Dans cette bibliographie déjà considérable, qui s’est constituée en dix ans autour du nom de Maupassant, on peut cependant faire un choix ; il est permis d’emprunter aux souvenirs de ceux qui Pont connu, entre 1870 et 1893, à quelques lettres ou papiers inédits, récemment publiés et qui se rapportent à la période de sa plus grande activité littéraire, à son œuvre même, moins impersonnelle, après tout, qu’il ne l’avait souhaité, les éléments d’une biographie aussi complète que possible. D’abord, bien des erreurs ont cours, particulièrement sur ses années de jeunesse, qu’il n’est pas inutile de corriger ; parmi toutes les anecdotes que l’on conte, il en est beaucoup de séduisantes et de curieuses, malheureusement légendaires ou fantaisistes. Puis, en dépit de ses protestations, les livres de Maupassant sont le reflet même de sa vie, qu’ils suivent d’étape en étape. Comme aucune disposition psychologique, aucune doctrine esthétique ne gênait chez lui l’observateur sincère de la réalité, il n’y a presque rien d’artificiel dans la matière sur laquelle travaille l’écrivain.
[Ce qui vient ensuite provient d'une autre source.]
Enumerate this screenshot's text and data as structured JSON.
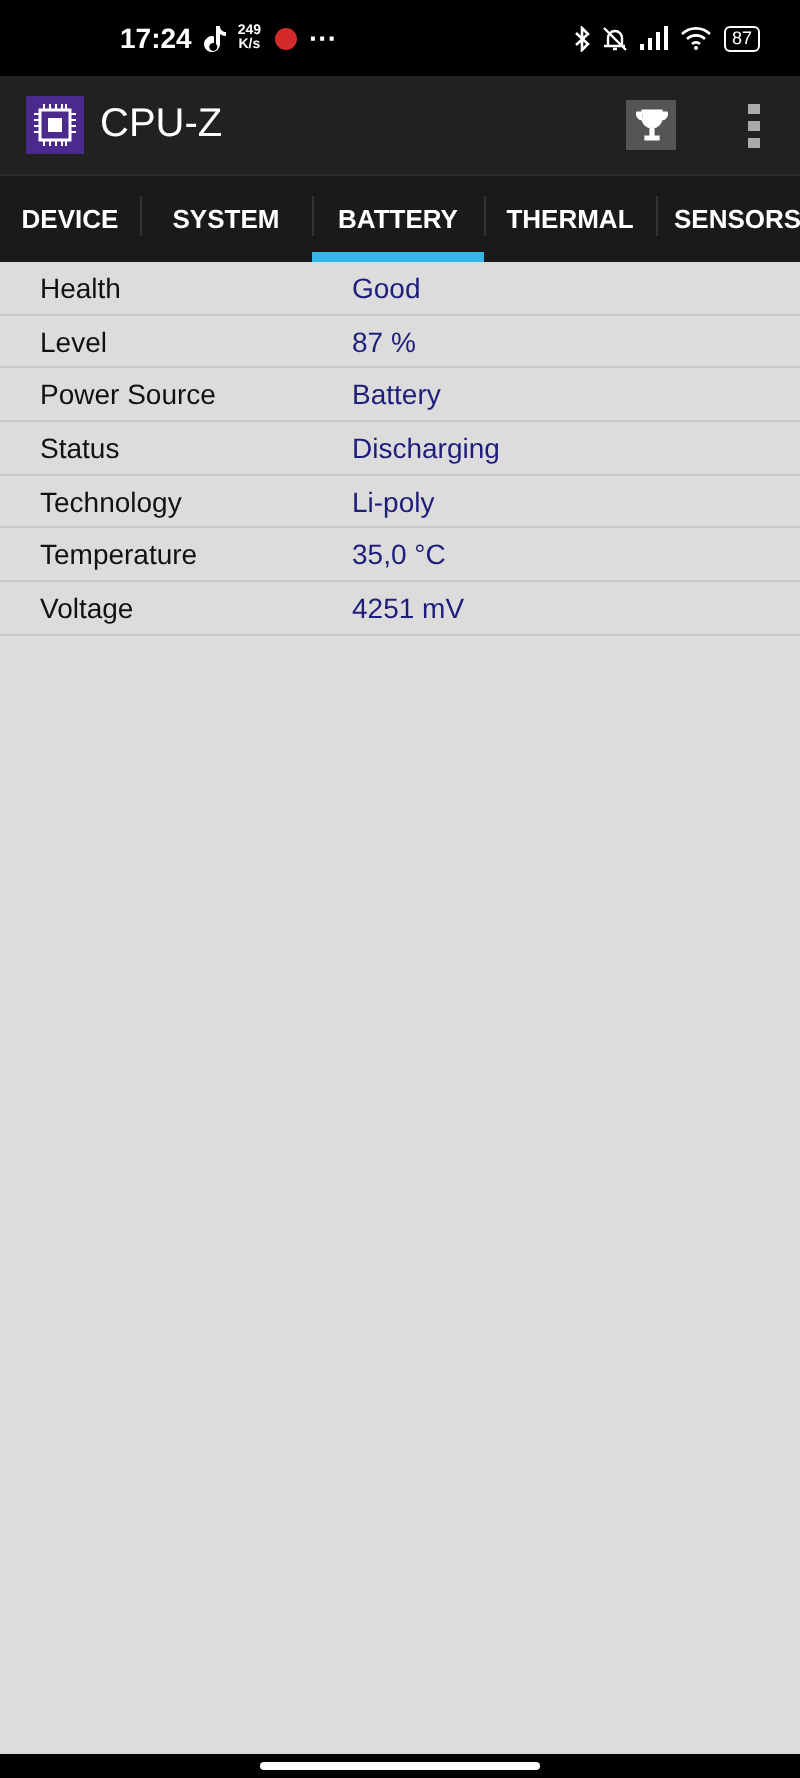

Il se donne aux choses avec une complète indépendance d’esprit et les reflète presque inconsciemment. C’est le monde qu’il fréquente, la vie à laquelle il se livre, qui composent en lui, sans contrainte, la nouvelle et le roman, avec une fidélité si absolue que l’on a pu chercher dans son œuvre et retrouver toutes les préoccupations et presque tous les événements qui ont traversé son existence, modifié sa manière d’être et de sentir[8]. Enfin, il faut dire sa vie, parce que, en dehors et indépendamment de ce qu’il écrivit, elle fut belle dans sa rapidité inquiète et douloureuse. De sa jeunesse vigoureuse, de sa saine impassibilité peu à peu attendrie de pitié, de ses souffrances aussi, se dégage une incontestable vérité, celle même qu’il énonçait dans son étude sur Flaubert[9] : « Les gens tout à fait heureux, forts et bien portants, sont-ils préparés comme il faut pour comprendre, pénétrer, exprimer la vie, notre vie si tourmentée et si courte ? Sont-ils faits, les exubérants, pour découvrir toutes les souffrances qui nous entourent, pour s’apercevoir que la mort frappe sans cesse, chaque jour, partout féroce, aveugle, fatale ? » Toute l’œuvre de Maupassant s’explique par cette hantise impérieuse de la mort, qui l’étreignit lentement, comme un pressentiment implacable, et qui se mêle chez lui aux sensations les plus violentes et les plus brutales de la vie.

  1. Cf. les lettres d’Albert Cahen d’Anvers et de M. H. Cazalis à A. Lumbroso, Souvenirs sur Maupassant, pp. 585 et 586.
  2. Lettres de G. Flaubert à G. Sand, précédées d’une Étude par G. de Maupassant, Paris, Charpentier, 1884. Cette étude est reproduite en tête du tome VII (Bouvard et Pécuchet) des Œuvres complètes de G. Flaubert, édit. Ne varietur. Soc. franc, d’édit. d’art. Paris.
  3. Sur cette histoire, cf. p. 159 de la présente étude.
  4. Écrit en 1890, lettre publiée par A. Lumbroso, pp. 444-445 (hors texte).
  5. Cf. l’article qu’écrivit Maupassant sur la Correspondance de George Sand dans le Gaulois du 13 mai 1882.
  6. Charles Lapierre, Souvenirs intimes sur G. de Maupassant. {Journal des Débats, 10 août 1893.) Dans plusieurs de ses nouvelles, notamment dans celle qui est intitulée Nos lettres (recueil Clair de lune), Maupassant a exprimé à diverses reprises cette inquiétude particulière à l’égard de la correspondance posthume. [Cf. aussi l’épisode bien connu d’Une Vie, édit. Ollendorff, non ill., pp.215 à 218, et la nouvelle la Veillée, dans le recueil le Père Milon]. »
  7. Mme  de Maupassant est morte à Nice, le 8 décembre 1903, dans sa 83e année.
  8. Voir notamment l’article de G. Châtel, Maupassant peint par lui-même. (Revue Bleue du 11 juillet 1896.)
  9. À propos des crises d’épilepsie auxquelles Flaubert était sujet.